Joe Johnson, the owner of Obvious Shirts, creates T-shirts for Chicago Cubs fans. While people may not know his face, they have more than likely seen his shirts.
Fans of his company described the shirts as fun and tongue-in-cheek. One of them reads, “Javy Baez will tag you out.” Another reads, “The greatest game ever played was on a Wednesday in Cleveland.”
“You know what? Stating the obvious things in sports, it gets a reaction out of people,” Johnson said. “It gets people talking. People come to Wrigley with signs stating how they feel about a particular player. I just put that on a shirt.”
Since Johnson started the business three years ago, he’s sold over 40,000 shirts. He said it took a lot of work to design, manufacture and secure licenses.
He said, like any other successful idea, there were copycats. In particular, a woman named Kristen Crone who reached out to him about a partnership.
“She wanted to work together, and it didn’t pan out for obvious reasons, and she decided she was going to take my idea,” Johnson said.
Johnson said she went on an Arizona television station touting what she claimed was her idea, but clearly ripping off Johnson’s shirts and swapping out Chicago-themed slogans for other ones.
“She took the idea and ran with it under a new name, and went on a news station and went on tv and lied about the entire story,” Johnson said.

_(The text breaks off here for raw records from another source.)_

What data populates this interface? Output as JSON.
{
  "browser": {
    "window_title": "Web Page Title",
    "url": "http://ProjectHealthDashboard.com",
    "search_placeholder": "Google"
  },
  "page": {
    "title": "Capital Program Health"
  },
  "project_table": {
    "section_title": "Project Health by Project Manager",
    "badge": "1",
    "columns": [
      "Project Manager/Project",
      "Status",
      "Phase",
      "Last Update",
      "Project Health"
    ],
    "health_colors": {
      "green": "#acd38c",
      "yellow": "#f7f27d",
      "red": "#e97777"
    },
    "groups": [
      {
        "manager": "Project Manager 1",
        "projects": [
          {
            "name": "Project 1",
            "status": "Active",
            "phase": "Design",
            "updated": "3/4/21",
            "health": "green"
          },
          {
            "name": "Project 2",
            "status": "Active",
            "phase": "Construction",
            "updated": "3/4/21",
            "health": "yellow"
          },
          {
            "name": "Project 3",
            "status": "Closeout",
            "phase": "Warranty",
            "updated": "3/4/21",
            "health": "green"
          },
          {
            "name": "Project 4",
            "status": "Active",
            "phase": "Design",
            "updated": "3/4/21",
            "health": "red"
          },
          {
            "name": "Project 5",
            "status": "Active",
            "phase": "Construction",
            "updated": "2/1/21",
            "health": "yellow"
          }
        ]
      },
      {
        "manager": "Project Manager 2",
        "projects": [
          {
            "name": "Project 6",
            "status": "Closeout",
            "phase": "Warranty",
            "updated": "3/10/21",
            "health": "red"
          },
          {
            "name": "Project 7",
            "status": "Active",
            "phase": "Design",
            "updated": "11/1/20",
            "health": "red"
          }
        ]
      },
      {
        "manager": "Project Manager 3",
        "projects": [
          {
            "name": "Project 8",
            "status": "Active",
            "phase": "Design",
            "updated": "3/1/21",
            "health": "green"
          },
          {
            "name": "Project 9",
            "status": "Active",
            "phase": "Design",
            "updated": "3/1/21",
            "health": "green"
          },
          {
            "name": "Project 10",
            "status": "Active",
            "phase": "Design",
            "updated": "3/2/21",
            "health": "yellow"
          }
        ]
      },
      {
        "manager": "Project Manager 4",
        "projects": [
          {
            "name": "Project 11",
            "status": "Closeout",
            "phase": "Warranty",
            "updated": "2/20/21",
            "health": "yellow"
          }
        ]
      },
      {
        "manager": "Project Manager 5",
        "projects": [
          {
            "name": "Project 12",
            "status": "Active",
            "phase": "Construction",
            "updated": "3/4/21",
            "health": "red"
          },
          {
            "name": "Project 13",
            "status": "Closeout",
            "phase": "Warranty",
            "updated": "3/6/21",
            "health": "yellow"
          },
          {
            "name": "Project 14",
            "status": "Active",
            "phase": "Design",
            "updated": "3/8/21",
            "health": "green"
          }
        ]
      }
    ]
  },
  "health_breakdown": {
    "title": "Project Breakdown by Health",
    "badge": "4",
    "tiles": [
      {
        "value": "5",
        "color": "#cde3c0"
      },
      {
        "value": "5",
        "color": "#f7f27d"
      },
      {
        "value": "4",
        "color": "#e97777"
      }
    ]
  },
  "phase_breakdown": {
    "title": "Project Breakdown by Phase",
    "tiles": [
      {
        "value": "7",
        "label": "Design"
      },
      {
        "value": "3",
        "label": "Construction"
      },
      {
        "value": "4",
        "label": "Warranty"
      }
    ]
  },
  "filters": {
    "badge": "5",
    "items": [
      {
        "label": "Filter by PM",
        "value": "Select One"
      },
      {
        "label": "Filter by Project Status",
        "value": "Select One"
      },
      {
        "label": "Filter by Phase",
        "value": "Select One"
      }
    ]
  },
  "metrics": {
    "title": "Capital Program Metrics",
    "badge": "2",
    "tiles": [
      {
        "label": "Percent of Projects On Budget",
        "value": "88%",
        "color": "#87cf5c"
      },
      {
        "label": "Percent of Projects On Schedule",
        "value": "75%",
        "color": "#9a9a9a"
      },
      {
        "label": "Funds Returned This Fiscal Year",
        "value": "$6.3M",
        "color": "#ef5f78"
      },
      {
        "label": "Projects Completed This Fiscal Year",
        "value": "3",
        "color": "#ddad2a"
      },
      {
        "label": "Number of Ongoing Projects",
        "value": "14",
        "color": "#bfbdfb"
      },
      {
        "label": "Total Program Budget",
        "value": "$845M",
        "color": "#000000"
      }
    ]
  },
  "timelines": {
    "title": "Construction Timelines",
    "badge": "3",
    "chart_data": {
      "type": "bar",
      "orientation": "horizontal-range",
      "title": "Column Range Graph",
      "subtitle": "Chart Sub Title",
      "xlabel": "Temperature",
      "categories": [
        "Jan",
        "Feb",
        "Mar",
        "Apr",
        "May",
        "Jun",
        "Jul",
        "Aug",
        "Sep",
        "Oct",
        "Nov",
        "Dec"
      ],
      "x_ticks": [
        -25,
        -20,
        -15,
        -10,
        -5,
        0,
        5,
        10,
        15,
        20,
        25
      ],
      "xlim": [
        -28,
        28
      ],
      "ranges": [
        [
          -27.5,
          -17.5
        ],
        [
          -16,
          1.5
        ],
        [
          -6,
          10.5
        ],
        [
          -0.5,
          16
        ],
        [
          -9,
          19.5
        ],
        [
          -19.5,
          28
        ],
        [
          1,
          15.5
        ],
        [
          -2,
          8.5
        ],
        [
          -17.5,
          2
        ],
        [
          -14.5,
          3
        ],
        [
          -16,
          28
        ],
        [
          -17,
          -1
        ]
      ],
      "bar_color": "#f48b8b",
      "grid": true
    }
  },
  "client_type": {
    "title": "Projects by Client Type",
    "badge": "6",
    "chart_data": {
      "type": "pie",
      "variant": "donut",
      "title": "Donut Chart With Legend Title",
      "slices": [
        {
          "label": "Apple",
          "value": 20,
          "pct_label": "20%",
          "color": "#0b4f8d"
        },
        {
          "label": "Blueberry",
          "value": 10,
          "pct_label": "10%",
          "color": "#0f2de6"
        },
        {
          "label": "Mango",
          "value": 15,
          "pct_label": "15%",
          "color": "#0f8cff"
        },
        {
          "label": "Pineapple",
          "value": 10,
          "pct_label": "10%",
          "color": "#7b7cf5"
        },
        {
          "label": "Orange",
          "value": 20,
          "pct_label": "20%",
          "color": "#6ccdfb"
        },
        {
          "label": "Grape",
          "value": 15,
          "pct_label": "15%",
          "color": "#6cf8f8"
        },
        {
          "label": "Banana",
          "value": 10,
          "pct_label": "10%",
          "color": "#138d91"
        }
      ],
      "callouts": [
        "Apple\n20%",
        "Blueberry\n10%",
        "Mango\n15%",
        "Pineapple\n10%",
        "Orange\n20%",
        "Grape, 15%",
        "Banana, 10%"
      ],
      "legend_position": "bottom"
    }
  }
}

When fans heard about what happened, they responded with thousands of messages on the Obvious Shirts Facebook page.
One fan wrote, “Please stand up for your brand and do not let this woman take credit for what you have worked so hard for !!! This is unacceptable!”
Many others joined in to support Johnson. Many suggested that he contact the Arizona news station that ran the story.
“I owe everything to the Cubs fan base, I didn’t realize, expect or foresee this much support or recognition,” Johnson said. “I am a company of one, nobody knows my face, but today validated that everything was worth it.”
Within 24 hours, the situation was resolved as it appeared that Crone took down her company’s website, Facebook page and Instagram.
Johnson said Crone has called him, but the two have not yet spoken. WGN’s attempts to contact Crone were unsuccessful.